In July 2022, a former Colgate-Palmolive employee sued the company's employee relations committee, her retirement plan's record keeper and the plan's custodian, alleging a breach of fiduciary duty after she said an individual accessed and stole all the money in her retirement fund, which totaled over $750,000. The perpetrator successfully accessed the account through updating the phone number, email address and physical address on file, creating a new personal identification number, and changing the user ID and password, according to the plaintiff's complaint.
Kim noted that in the public sector, "because of our commitment to transparency," many public officials have their personal information publicly available. Therefore, "bad actors can get some of the information more readily."

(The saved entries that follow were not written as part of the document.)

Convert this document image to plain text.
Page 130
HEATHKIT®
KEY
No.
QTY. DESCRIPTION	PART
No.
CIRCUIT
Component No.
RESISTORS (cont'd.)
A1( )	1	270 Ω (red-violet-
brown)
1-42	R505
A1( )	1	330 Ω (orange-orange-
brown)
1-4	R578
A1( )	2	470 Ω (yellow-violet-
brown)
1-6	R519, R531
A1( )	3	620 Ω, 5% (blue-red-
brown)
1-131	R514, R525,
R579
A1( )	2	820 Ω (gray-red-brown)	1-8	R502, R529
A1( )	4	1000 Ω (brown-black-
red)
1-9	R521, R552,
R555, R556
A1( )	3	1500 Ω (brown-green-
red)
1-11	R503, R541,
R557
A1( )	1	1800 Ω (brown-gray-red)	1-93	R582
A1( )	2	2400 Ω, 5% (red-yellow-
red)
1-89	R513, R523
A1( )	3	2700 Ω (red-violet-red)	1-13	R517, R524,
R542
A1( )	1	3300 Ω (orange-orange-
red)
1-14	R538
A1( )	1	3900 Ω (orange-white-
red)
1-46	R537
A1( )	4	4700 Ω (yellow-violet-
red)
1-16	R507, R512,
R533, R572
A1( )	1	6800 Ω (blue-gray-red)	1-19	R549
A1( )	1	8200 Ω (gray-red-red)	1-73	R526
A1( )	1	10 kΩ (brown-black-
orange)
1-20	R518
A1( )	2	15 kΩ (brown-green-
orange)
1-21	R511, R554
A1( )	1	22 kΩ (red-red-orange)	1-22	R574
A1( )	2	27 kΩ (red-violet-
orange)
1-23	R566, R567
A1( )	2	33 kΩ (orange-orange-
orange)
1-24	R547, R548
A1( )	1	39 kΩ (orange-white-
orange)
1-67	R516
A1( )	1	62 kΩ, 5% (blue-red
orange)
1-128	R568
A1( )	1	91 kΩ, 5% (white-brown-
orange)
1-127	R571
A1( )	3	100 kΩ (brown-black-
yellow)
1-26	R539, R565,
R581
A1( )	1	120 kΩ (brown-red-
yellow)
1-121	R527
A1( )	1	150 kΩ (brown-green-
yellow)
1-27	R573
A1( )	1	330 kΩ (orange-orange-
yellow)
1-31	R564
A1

Recognizing that threat, "we are doing everything we can to protect our systems and our participants," he added.
The Teacher Retirement System of Texas has a "robust cybersecurity effort," according to CIO Jase Auby, who called it an "agencywide mandate that pertains to benefits, healthcare services (and) investment management."
Gower also warned that an increase in the offering of financial wellness products inevitably means that more personal information is collected from participants, which increases the amount of data that a record keeper already holds.
It's an area that he warns plans to "tread cautiously in and thoughtfully in," he said, because the more data provided to record keepers, the greater potential impact a cybersecurity breach can have.